Reputation: 18227
I'm trying to clean up some dirty data. Each row is supposed to have a PhraseID, but for weird reasons, after massaging and merging several dataframes, I ended up with a column name of '2'.
But I'm having trouble getting the value of that field. If I try row['2'] I get a Python KeyError. Are all rows not guaranteed to have the same columns? So now I check to see if the key '2' is in the df.columns, and seems like it is not.
In the code below the altPhraseID gets set to "column 2 not found". I know the problem data is about index number 561 and 562, so I've added extra debug there.

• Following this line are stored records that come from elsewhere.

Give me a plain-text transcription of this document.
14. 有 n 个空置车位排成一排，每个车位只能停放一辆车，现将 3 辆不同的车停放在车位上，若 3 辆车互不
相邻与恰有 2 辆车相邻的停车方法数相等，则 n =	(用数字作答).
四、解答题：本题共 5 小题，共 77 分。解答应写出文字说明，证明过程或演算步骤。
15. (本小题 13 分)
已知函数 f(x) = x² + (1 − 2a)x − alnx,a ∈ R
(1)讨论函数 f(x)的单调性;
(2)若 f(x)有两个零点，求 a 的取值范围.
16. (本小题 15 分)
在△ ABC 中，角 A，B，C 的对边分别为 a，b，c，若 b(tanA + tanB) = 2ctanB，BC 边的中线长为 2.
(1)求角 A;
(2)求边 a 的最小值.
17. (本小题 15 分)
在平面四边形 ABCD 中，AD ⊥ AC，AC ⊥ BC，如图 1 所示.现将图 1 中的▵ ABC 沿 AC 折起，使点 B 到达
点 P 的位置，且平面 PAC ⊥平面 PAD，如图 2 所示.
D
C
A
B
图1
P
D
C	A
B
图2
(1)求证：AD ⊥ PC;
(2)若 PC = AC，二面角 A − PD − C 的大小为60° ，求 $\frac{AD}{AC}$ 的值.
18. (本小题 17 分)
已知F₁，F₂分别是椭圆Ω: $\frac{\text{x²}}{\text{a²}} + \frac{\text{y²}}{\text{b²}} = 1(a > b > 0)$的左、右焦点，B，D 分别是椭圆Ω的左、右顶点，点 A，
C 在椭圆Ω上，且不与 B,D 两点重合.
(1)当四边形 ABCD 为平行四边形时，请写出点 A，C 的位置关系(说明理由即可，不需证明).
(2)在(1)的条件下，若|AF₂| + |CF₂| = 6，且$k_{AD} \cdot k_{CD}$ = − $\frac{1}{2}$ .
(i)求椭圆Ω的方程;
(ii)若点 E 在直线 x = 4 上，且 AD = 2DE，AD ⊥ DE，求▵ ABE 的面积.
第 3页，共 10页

for index, row in df_master_combined.iterrows():
phraseID = row['PhraseId']
phrase = row['PhraseMaster']
filename = row['Filename']
#altPhraseID = row['PhraseId2']
if '2' in df_master_combined.columns:
altPhraseID = row['2']
else:
altPhraseID = "column 2 not found"
if 560 < index < 563:
print("index=" + str(index) +
" phraseID=" + str(phraseID) +
" phrase=" + str(phrase) +
" filename=" + str(filename) +
" altPhraseID=", str(altPhraseID))
subcounter=0
for col in df_master_combined.columns:
subcounter += 1
print(" Test:" + str(subcounter) +
" fieldname=" + str(col) +
" value=" + str(row[col]))
However, the second loop prints the output below, which shows I can access the value 562.0 in this manner. I don't understand why I can't access it just using row['2'].
Test:1 fieldname=Language value=0.0
Test:2 fieldname=Phrase value=0.0
Test:3 fieldname=PhraseId value=0
Test:4 fieldname=PhraseMaster value=$ Value - Lot
Test:5 fieldname=2 value=562.0
Test:6 fieldname=Filename value=phrase010000.xlsx
Test:7 fieldname=LanguageMaster value=EN
I also tried renaming it with both of the following:
df_master_combined.rename(columns={4: 'PhraseId2'}, inplace=True)
df_master_combined.rename(columns={'2': 'PhraseId2'}, inplace=True)
But before/after the rename, the data looks the same:
Data type of each column of Dataframe :df_master_combined
Language float64
Phrase float64
PhraseId object
PhraseMaster object
2 float64
Filename object
LanguageMaster object
dtype: object
Upvotes: 0
Views: 436
Reputation: 861
The column name can be an int.
you could rename with:
df_master_combined.rename(columns={2: 'PhraseId2'}, inplace=True)
Upvotes: 1